On the other hand, buying a single share of Meta may not be the most cost-effective way to invest in the stock market. The current market price for a single share of Meta may be too high for some investors, and you may be subject to high commissions and fees for a small investment.
If you’re interested in investing in Meta but don’t want to buy a full share, fractional shares or exchange-traded funds (ETFs) may be a better option. These investment vehicles allow you to invest in Meta with smaller amounts of money and may offer lower fees and expenses than individual shares.
Ultimately, whether buying one share of Meta is worth it depends on your investment goals and risk tolerance. It’s always a good idea to consult with a financial adviser and do your research before making any investment decisions.
If you buy Meta stock today, you become a part-owner of the company, which means you can make money if the company grows and does well. As an owner, you can also have a say in some company decisions and might get extra money called dividends if the company chooses to distribute them.
There’s always some risk in investing in stocks, and Meta’s stock price can change due to factors like the company’s performance or market conditions. So, you could lose money if the stock price drops.
But if Meta keeps growing and doing well, your investment may become more valuable. By monitoring the market and staying informed about Meta’s performance, you can make better decisions on when to buy or sell Meta stock, possibly increasing your returns in the long term.
Knowing when to buy Meta shares can be hard because many things can affect stock prices. Here are three tips to help you:
Remember that the best time to invest in Meta shares depends on your financial goals and risk tolerance. Be patient and stick to your plan.
The smallest number of Meta shares you can buy depends on the broker you choose. Some brokers might need you to buy at least one full share. As of September 2023, this could cost over £200.
Other brokers offer the option to buy fractional shares, letting you purchase a small part of a share instead of a whole one. This allows investors to own a stake in a company with less money. For example, if Meta’s share price is £200 and you have only £100 to invest, you could use a fractional share brokerage platform to buy 0.5 shares of Meta. This means you own half of a Meta share, and your investment is worth £100 based on the current share price.

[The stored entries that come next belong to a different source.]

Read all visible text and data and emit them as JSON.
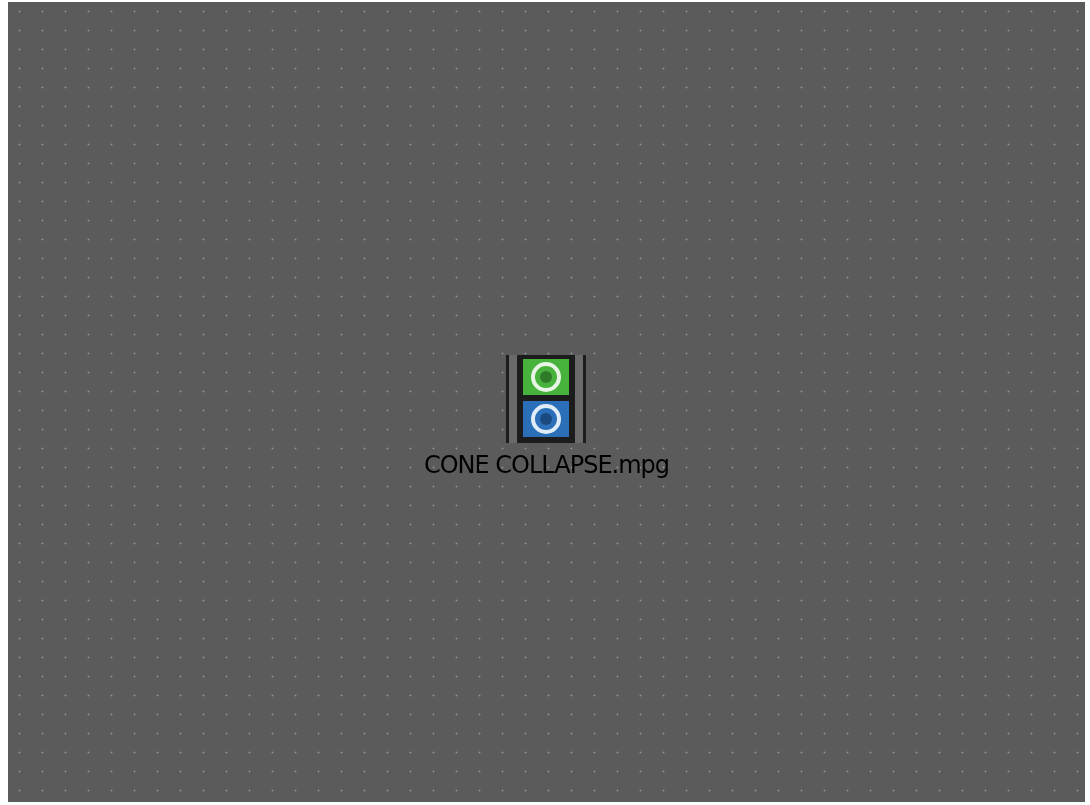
{
  "desktop": {
    "icons": [
      {
        "label": "CONE COLLAPSE.mpg"
      }
    ]
  }
}
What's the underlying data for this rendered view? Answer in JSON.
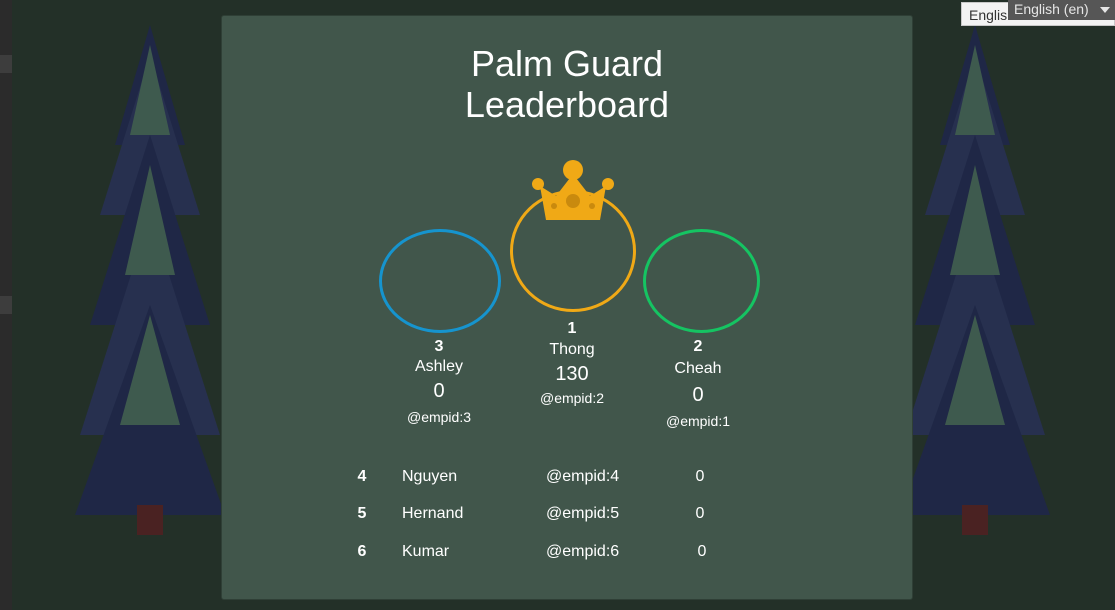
{
  "title": {
    "line1": "Palm Guard",
    "line2": "Leaderboard"
  },
  "podium": [
    {
      "rank": "1",
      "name": "Thong",
      "score": "130",
      "id": "@empid:2",
      "color": "#f0a916"
    },
    {
      "rank": "2",
      "name": "Cheah",
      "score": "0",
      "id": "@empid:1",
      "color": "#15c462"
    },
    {
      "rank": "3",
      "name": "Ashley",
      "score": "0",
      "id": "@empid:3",
      "color": "#1694ce"
    }
  ],
  "rows": [
    {
      "rank": "4",
      "name": "Nguyen",
      "id": "@empid:4",
      "score": "0"
    },
    {
      "rank": "5",
      "name": "Hernand",
      "id": "@empid:5",
      "score": "0"
    },
    {
      "rank": "6",
      "name": "Kumar",
      "id": "@empid:6",
      "score": "0"
    }
  ],
  "language": {
    "behind_label": "Englis",
    "selected": "English (en)"
  },
  "icons": {
    "crown": "crown-icon",
    "dropdown": "chevron-down-icon",
    "tree": "pine-tree-icon"
  },
  "colors": {
    "panel": "#41564b",
    "background": "#233028",
    "crown": "#f0a916"
  }
}
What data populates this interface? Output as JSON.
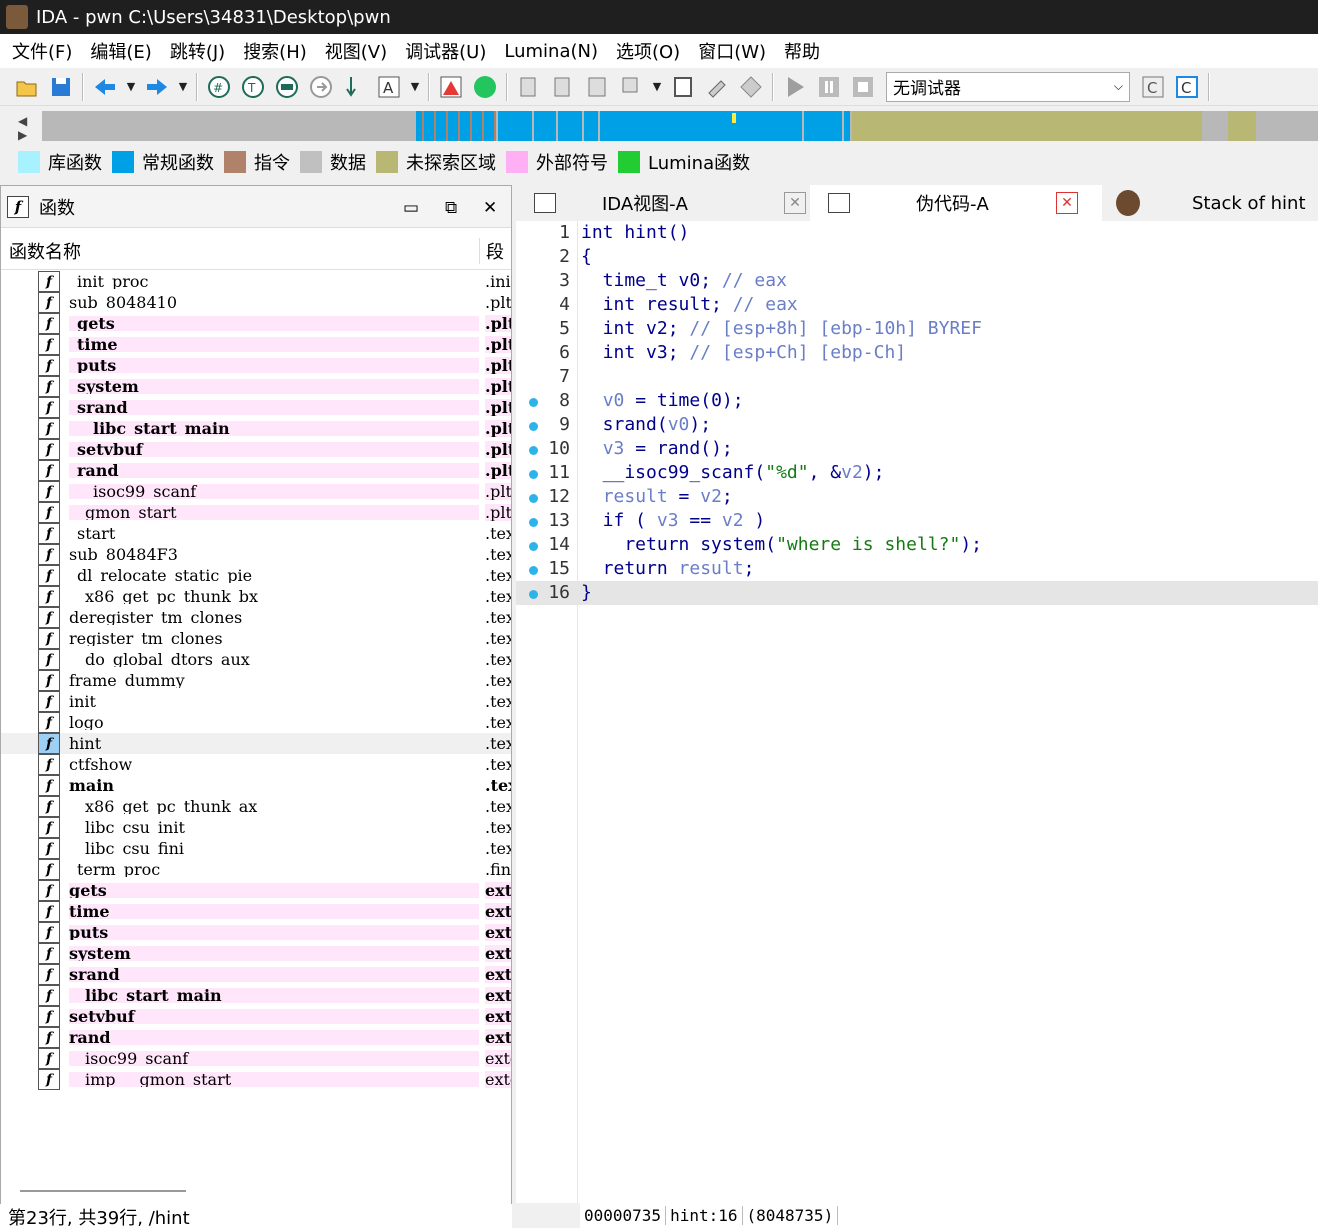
{
  "window": {
    "title": "IDA - pwn C:\\Users\\34831\\Desktop\\pwn"
  },
  "menu": [
    "文件(F)",
    "编辑(E)",
    "跳转(J)",
    "搜索(H)",
    "视图(V)",
    "调试器(U)",
    "Lumina(N)",
    "选项(O)",
    "窗口(W)",
    "帮助"
  ],
  "toolbar": {
    "debugger_select": "无调试器"
  },
  "legend": [
    {
      "label": "库函数",
      "color": "#a8f2ff"
    },
    {
      "label": "常规函数",
      "color": "#00a0e6"
    },
    {
      "label": "指令",
      "color": "#b0826a"
    },
    {
      "label": "数据",
      "color": "#c0c0c0"
    },
    {
      "label": "未探索区域",
      "color": "#b8b874"
    },
    {
      "label": "外部符号",
      "color": "#ffb0f5"
    },
    {
      "label": "Lumina函数",
      "color": "#22cc33"
    }
  ],
  "functions_panel": {
    "title": "函数",
    "col_name": "函数名称",
    "col_segment": "段",
    "rows": [
      {
        "name": "_init_proc",
        "seg": ".init",
        "style": ""
      },
      {
        "name": "sub_8048410",
        "seg": ".plt",
        "style": ""
      },
      {
        "name": "_gets",
        "seg": ".plt",
        "style": "pink bold"
      },
      {
        "name": "_time",
        "seg": ".plt",
        "style": "pink bold"
      },
      {
        "name": "_puts",
        "seg": ".plt",
        "style": "pink bold"
      },
      {
        "name": "_system",
        "seg": ".plt",
        "style": "pink bold"
      },
      {
        "name": "_srand",
        "seg": ".plt",
        "style": "pink bold"
      },
      {
        "name": "___libc_start_main",
        "seg": ".plt",
        "style": "pink bold"
      },
      {
        "name": "_setvbuf",
        "seg": ".plt",
        "style": "pink bold"
      },
      {
        "name": "_rand",
        "seg": ".plt",
        "style": "pink bold"
      },
      {
        "name": "___isoc99_scanf",
        "seg": ".plt",
        "style": "pink"
      },
      {
        "name": "__gmon_start__",
        "seg": ".plt",
        "style": "pink"
      },
      {
        "name": "_start",
        "seg": ".text",
        "style": ""
      },
      {
        "name": "sub_80484F3",
        "seg": ".text",
        "style": ""
      },
      {
        "name": "_dl_relocate_static_pie",
        "seg": ".text",
        "style": ""
      },
      {
        "name": "__x86_get_pc_thunk_bx",
        "seg": ".text",
        "style": ""
      },
      {
        "name": "deregister_tm_clones",
        "seg": ".text",
        "style": ""
      },
      {
        "name": "register_tm_clones",
        "seg": ".text",
        "style": ""
      },
      {
        "name": "__do_global_dtors_aux",
        "seg": ".text",
        "style": ""
      },
      {
        "name": "frame_dummy",
        "seg": ".text",
        "style": ""
      },
      {
        "name": "init",
        "seg": ".text",
        "style": ""
      },
      {
        "name": "logo",
        "seg": ".text",
        "style": ""
      },
      {
        "name": "hint",
        "seg": ".text",
        "style": "sel"
      },
      {
        "name": "ctfshow",
        "seg": ".text",
        "style": ""
      },
      {
        "name": "main",
        "seg": ".text",
        "style": "bold"
      },
      {
        "name": "__x86_get_pc_thunk_ax",
        "seg": ".text",
        "style": ""
      },
      {
        "name": "__libc_csu_init",
        "seg": ".text",
        "style": ""
      },
      {
        "name": "__libc_csu_fini",
        "seg": ".text",
        "style": ""
      },
      {
        "name": "_term_proc",
        "seg": ".fini",
        "style": ""
      },
      {
        "name": "gets",
        "seg": "extern",
        "style": "pink bold"
      },
      {
        "name": "time",
        "seg": "extern",
        "style": "pink bold"
      },
      {
        "name": "puts",
        "seg": "extern",
        "style": "pink bold"
      },
      {
        "name": "system",
        "seg": "extern",
        "style": "pink bold"
      },
      {
        "name": "srand",
        "seg": "extern",
        "style": "pink bold"
      },
      {
        "name": "__libc_start_main",
        "seg": "extern",
        "style": "pink bold"
      },
      {
        "name": "setvbuf",
        "seg": "extern",
        "style": "pink bold"
      },
      {
        "name": "rand",
        "seg": "extern",
        "style": "pink bold"
      },
      {
        "name": "__isoc99_scanf",
        "seg": "extern",
        "style": "pink"
      },
      {
        "name": "__imp___gmon_start__",
        "seg": "extern",
        "style": "pink"
      }
    ],
    "status": "第23行, 共39行, /hint"
  },
  "tabs": [
    {
      "label": "IDA视图-A"
    },
    {
      "label": "伪代码-A"
    },
    {
      "label": "Stack of hint"
    }
  ],
  "pseudocode": {
    "lines": [
      {
        "n": "1",
        "dot": false,
        "html": "int hint()"
      },
      {
        "n": "2",
        "dot": false,
        "html": "{"
      },
      {
        "n": "3",
        "dot": false,
        "html": "  time_t v0; <span class=\"c-cm\">// eax</span>"
      },
      {
        "n": "4",
        "dot": false,
        "html": "  int result; <span class=\"c-cm\">// eax</span>"
      },
      {
        "n": "5",
        "dot": false,
        "html": "  int v2; <span class=\"c-cm\">// [esp+8h] [ebp-10h] BYREF</span>"
      },
      {
        "n": "6",
        "dot": false,
        "html": "  int v3; <span class=\"c-cm\">// [esp+Ch] [ebp-Ch]</span>"
      },
      {
        "n": "7",
        "dot": false,
        "html": ""
      },
      {
        "n": "8",
        "dot": true,
        "html": "  <span class=\"c-var\">v0</span> = time(0);"
      },
      {
        "n": "9",
        "dot": true,
        "html": "  srand(<span class=\"c-var\">v0</span>);"
      },
      {
        "n": "10",
        "dot": true,
        "html": "  <span class=\"c-var\">v3</span> = rand();"
      },
      {
        "n": "11",
        "dot": true,
        "html": "  __isoc99_scanf(<span class=\"c-str\">\"%d\"</span>, &amp;<span class=\"c-var\">v2</span>);"
      },
      {
        "n": "12",
        "dot": true,
        "html": "  <span class=\"c-var\">result</span> = <span class=\"c-var\">v2</span>;"
      },
      {
        "n": "13",
        "dot": true,
        "html": "  if ( <span class=\"c-var\">v3</span> == <span class=\"c-var\">v2</span> )"
      },
      {
        "n": "14",
        "dot": true,
        "html": "    return system(<span class=\"c-str\">\"where is shell?\"</span>);"
      },
      {
        "n": "15",
        "dot": true,
        "html": "  return <span class=\"c-var\">result</span>;"
      },
      {
        "n": "16",
        "dot": true,
        "html": "}"
      }
    ],
    "status": {
      "address": "00000735",
      "location": "hint:16",
      "ea": "(8048735)"
    }
  }
}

Fractional share investing can be helpful for investors who want to own shares in companies like Meta but may not have the capital to buy a full share. However, note that some brokers may charge fees for fractional share purchases or offer the option only for specific stocks or ETFs. Research the fees and terms of any broker before using their platform for fractional share investing.
Examples of commission-free fractional share brokers in the UK are eToro, Freetrade, and Moneybox. All three platforms allow you to buy small parts of Meta shares with as little as £10.